If the commanded motion (for the probe) is on Axis 1 or Axis 2, Axis 0 gets commanded to the commanded position of the other axis that wasn’t moving.

So, I’ve only ever observed Axis 0 to be commanded to teleport.

scott · February 26, 2020, 8:55pm

Ok, I’m going to setup some tests here in an attempt to reproduce what you’re seeing. I’ll start simple and increase complexity if I can’t get it to fail.

scott · February 26, 2020, 10:06pm

Ok first tests with ~30000 “probe strikes” and no failures, so I’ll try adding more complexity.

What exactly do you do with MovePT position commands if the MultiAxis is executing a triggered modify?

scott · February 26, 2020, 10:15pm

also per your original post,

“About 427 ms later, the commanded position jumps back to where it should have been after I send it the next batch of points (I think).”

that’s 10x your ~42ms observation. any connections?

todd_mm · February 26, 2020, 10:26pm

So far, we’ve been catch-ing exceptions and handling them. So, we may try to re-send or just ignore the error. If we really think something’s wrong, we raise an alarm and stop everything.
We don’t save the motion sent (except for the one attempt to re-send on error).

scott · February 26, 2020, 10:27pm

I’m finding that the TriggeredModify will get the MultiAxis to IDLE state, and if I keep calling MovePT (continually streaming points), it throws an exception telling me the state is IDLE.

todd_mm · February 26, 2020, 10:52pm

I just finished a run where I check the status bits of the MultiAxis before calling MovePT. This test didn’t change any behavior, it just emitted a log message if the condition was met.

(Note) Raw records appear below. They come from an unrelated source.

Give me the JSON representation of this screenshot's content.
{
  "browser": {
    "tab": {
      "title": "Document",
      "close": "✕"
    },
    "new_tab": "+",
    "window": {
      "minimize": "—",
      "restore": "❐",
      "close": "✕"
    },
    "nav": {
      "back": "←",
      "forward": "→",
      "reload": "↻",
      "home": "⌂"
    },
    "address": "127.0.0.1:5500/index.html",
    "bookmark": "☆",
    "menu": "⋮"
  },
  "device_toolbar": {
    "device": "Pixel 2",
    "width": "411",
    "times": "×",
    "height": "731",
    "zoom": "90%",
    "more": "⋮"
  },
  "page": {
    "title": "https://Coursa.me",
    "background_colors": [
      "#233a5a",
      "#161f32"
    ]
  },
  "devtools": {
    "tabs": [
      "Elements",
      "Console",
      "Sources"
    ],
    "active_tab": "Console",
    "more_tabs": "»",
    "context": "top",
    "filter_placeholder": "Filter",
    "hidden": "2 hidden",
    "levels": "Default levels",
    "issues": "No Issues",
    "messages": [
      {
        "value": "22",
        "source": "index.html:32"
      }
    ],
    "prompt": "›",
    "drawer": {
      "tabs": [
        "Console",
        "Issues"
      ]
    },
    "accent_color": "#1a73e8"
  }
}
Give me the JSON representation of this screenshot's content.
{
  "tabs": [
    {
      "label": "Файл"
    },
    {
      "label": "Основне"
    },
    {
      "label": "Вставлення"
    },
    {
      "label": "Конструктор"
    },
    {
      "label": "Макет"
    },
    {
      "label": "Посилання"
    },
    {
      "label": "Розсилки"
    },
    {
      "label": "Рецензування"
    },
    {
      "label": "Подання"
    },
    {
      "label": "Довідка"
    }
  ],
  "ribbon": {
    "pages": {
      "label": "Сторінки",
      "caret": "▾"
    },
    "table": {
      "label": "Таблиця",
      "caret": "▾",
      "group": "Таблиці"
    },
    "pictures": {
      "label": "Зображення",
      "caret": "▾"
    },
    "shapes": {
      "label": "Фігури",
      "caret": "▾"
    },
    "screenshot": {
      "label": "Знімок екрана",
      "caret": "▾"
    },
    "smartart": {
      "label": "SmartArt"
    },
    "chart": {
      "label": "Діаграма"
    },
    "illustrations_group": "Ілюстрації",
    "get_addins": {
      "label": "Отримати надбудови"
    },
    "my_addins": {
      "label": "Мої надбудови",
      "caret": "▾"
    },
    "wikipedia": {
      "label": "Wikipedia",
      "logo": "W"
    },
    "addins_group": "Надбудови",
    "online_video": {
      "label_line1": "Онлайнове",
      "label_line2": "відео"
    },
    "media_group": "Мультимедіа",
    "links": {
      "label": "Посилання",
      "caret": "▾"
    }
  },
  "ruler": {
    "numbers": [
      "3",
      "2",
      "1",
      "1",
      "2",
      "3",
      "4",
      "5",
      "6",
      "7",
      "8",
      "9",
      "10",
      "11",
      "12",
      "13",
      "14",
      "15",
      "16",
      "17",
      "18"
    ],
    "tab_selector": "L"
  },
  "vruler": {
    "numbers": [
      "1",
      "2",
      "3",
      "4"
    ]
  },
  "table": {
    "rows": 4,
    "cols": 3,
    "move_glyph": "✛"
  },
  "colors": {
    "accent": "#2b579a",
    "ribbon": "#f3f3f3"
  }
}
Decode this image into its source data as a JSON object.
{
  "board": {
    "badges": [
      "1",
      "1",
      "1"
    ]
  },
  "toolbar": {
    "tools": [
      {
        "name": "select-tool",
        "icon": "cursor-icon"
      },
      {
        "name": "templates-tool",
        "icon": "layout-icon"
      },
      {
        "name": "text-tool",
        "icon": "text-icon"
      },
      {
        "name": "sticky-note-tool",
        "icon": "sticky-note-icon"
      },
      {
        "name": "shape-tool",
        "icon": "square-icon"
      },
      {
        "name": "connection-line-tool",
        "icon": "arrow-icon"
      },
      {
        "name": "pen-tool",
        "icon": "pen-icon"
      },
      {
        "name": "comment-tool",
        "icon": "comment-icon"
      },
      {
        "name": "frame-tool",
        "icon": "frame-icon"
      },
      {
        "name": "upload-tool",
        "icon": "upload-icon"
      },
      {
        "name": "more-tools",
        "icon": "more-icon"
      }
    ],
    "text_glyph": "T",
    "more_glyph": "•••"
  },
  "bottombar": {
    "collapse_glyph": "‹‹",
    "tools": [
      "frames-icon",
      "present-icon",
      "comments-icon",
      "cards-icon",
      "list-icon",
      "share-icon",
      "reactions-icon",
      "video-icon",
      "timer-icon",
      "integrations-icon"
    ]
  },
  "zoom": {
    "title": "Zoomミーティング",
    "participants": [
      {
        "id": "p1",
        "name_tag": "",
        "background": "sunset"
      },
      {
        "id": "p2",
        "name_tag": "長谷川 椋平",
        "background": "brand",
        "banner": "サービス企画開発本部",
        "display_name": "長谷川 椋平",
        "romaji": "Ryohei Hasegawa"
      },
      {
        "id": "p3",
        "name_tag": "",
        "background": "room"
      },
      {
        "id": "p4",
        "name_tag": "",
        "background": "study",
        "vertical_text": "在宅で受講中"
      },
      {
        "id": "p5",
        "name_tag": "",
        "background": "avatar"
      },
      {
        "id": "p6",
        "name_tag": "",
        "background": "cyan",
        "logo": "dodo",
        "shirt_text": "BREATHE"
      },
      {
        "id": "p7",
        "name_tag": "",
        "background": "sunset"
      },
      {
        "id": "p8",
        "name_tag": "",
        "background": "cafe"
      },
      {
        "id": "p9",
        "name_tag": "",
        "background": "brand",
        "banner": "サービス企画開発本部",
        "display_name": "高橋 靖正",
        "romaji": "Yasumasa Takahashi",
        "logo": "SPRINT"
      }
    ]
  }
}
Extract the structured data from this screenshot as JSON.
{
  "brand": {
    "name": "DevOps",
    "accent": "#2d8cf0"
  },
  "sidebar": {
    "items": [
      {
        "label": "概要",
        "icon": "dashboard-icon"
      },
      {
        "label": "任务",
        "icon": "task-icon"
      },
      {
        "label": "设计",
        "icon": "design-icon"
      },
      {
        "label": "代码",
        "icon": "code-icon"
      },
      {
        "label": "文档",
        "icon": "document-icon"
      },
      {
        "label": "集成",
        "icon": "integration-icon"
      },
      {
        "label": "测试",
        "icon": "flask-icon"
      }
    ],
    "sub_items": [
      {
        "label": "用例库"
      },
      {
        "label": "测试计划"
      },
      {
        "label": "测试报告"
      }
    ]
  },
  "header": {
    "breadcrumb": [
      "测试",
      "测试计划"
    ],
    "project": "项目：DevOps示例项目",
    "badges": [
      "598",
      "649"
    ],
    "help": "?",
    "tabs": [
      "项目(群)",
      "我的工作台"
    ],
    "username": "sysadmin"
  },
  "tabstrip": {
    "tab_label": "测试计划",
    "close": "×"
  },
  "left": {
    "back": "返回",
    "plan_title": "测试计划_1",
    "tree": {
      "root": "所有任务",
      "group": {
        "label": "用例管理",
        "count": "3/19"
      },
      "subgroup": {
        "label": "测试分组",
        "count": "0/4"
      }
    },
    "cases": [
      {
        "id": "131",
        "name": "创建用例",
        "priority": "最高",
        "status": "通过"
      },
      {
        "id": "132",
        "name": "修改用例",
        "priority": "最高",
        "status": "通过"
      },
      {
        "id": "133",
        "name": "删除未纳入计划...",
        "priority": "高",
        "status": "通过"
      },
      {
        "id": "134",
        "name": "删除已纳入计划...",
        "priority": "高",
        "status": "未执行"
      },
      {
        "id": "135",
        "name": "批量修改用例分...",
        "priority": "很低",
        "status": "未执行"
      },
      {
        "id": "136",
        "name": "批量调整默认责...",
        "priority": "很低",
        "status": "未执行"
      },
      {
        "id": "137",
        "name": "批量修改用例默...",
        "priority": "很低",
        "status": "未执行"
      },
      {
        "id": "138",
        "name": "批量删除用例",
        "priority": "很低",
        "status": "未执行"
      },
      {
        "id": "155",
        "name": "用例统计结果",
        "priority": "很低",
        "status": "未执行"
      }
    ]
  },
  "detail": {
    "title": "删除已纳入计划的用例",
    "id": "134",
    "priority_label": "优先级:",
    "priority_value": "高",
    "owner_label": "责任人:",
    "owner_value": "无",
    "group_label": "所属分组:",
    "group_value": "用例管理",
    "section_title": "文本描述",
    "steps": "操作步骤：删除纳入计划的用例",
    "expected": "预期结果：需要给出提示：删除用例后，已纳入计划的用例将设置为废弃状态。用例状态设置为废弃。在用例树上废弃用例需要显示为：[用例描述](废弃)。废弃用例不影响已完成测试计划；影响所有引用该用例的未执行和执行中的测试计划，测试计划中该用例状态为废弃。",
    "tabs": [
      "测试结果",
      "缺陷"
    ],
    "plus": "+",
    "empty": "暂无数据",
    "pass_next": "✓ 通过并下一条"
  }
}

Over the course of 40 minutes, I saw 30 occurrences of the MultiAxis F/W status having any of these bits turned on:

		r::RSIFirmwareStatusSTOP | 
		r::RSIFirmwareStatusESTOP |
		r::RSIFirmwareStatusESTOP_ABORT |
		r::RSIFirmwareStatusESTOP_CMD_EQ_ACT |
		r::RSIFirmwareStatusTRIGGERED_MODIFY_ESTOP |
		r::RSIFirmwareStatusTRIGGERED_MODIFY |
		r::RSIFirmwareStatusABORT

I saw these two words:

0x80080120
    MOTION_START(0x00000020)
    MOTOR_LIMIT(0x80000000)
    MS_FAULT(0x00000100)
    TRIGGERED_MODIFY(0x00080000)

(25 times)

0x80080020
    MOTION_START(0x00000020)
    MOTOR_LIMIT(0x80000000)
    TRIGGERED_MODIFY(0x00080000)

(5 times)

They happened every couple of minutes. (Frequently in pairs, within 50 ms of each other—probably the retry-send.) I’m probing about once per second, or 5 times every 6 seconds.
The last occurrence was ~25 seconds before (20 probe attempts) before the anomaly was encountered and we disabled.

scott · February 26, 2020, 10:59pm

It seems to me that commanding more motion while it is in a TRIGGERED_MODIFY state could be a bad idea. I would think the desired behavior would be to wait for the TRIGGERED_MODIFY to complete, then start new PT motion. What errors are you getting such that you need to re-send motion?